Study of prediction of hemorrhagic fever with renal syndrome incidence in Hebei Province based on generalized additive model
10.3760/cma.j.cn112338-20240813-00499
- VernacularTitle:河北省基于广义相加模型的肾综合征出血热发病预测研究
- Author:
Zhonghang YUE
1
;
Xu HAN
;
Yamei WEI
;
Yanan CAI
;
Zhanying HAN
;
Yanbo ZHANG
;
Yonggang XU
;
Qi LI
Author Information
1. 河北省疾病预防控制中心病毒病防治所,石家庄 050021
- Publication Type:Journal Article
- Keywords:
Hemorrhagic fever with renal syndrome;
Meteorological factor;
Generalized additive model;
Incidence prediction
- From:
Chinese Journal of Epidemiology
2025;46(3):418-422
- CountryChina
- Language:Chinese
-
Abstract:
Objective:To predict the monthly incidence of hemorrhagic fever with renal syndrome (HFRS) in Hebei Province by using the generalized additive model (GAM).Methods:The incidence data of HFRS in Hebei from 2006 to 2020 were collected, and the correlation coefficients between meteorological factors and the monthly incidence of HFRS in Hebei were analyzed by Spearman's correlation, and the meteorological factors were lagged by 0-6 orders, and those with the largest absolute values of the correlation coefficients were screened to be included in the multifactorial GAM to evaluate the effects of meteorological factors.Results:The monthly incidence of HFRS had the strongest correlation with monthly mean air temperature at lag order 2, monthly mean wind speed at lag order 0, monthly mean sunshine at lag order 4, monthly mean precipitation at lag order 2 and monthly mean humidity at lag order 1, which were diagnosed by the variance inflation factor and included in the multifactorial GAM, and the results showed significant differences among the factors (all P<0.001), and they showed non-linear relationships with the monthly incidence of HFRS. Mean monthly temperature was an important factor influencing HFRS incidence.

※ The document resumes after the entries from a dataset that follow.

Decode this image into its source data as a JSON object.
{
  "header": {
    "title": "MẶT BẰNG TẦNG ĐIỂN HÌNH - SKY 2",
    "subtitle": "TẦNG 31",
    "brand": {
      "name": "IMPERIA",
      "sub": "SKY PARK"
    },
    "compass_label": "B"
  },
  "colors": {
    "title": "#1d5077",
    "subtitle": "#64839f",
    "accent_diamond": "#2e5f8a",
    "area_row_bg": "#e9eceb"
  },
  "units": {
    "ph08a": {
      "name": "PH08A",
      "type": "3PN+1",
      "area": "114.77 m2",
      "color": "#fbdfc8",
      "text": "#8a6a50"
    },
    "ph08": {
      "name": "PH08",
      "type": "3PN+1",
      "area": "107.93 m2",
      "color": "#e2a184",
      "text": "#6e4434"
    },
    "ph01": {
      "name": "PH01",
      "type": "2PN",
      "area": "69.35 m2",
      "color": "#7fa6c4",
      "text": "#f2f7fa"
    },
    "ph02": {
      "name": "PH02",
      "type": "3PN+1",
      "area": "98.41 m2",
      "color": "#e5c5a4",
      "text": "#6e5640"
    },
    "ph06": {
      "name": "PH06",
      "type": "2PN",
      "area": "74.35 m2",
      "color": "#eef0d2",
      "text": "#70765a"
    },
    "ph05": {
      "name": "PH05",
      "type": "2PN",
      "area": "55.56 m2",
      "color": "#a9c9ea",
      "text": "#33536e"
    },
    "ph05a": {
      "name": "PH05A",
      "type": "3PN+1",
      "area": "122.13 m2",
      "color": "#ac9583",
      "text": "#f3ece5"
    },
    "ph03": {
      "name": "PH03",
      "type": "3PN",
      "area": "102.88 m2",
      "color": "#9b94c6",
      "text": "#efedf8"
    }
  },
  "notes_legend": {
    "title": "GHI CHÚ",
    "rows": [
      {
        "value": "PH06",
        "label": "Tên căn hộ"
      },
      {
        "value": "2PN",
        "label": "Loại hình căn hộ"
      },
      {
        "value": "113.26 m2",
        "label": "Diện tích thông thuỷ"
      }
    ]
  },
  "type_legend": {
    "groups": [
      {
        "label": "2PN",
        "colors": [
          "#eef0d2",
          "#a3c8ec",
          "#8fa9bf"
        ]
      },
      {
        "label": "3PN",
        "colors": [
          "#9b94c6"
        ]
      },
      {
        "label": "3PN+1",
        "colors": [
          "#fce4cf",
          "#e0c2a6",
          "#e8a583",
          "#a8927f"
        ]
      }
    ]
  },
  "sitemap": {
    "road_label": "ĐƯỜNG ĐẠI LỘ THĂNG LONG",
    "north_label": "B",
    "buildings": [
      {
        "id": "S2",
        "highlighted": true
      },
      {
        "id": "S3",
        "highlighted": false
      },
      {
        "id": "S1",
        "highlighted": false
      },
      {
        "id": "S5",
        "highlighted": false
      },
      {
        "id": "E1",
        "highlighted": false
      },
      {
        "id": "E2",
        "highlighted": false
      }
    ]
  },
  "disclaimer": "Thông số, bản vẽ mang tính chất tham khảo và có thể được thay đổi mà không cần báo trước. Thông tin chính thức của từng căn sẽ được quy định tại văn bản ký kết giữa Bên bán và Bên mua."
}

Mean monthly air temperature, mean monthly sunshine and mean monthly wind speed were negatively associated with HFRS incidence, whereas mean monthly precipitation and mean monthly humidity were positively associated with HFRS incidence. Conclusions:There was a complex non-linear relationship between meteorological factors and the incidence of HFRS. GAM incorporated with lagged meteorological factors can be used to predict the incidence of HFRS in Hebei.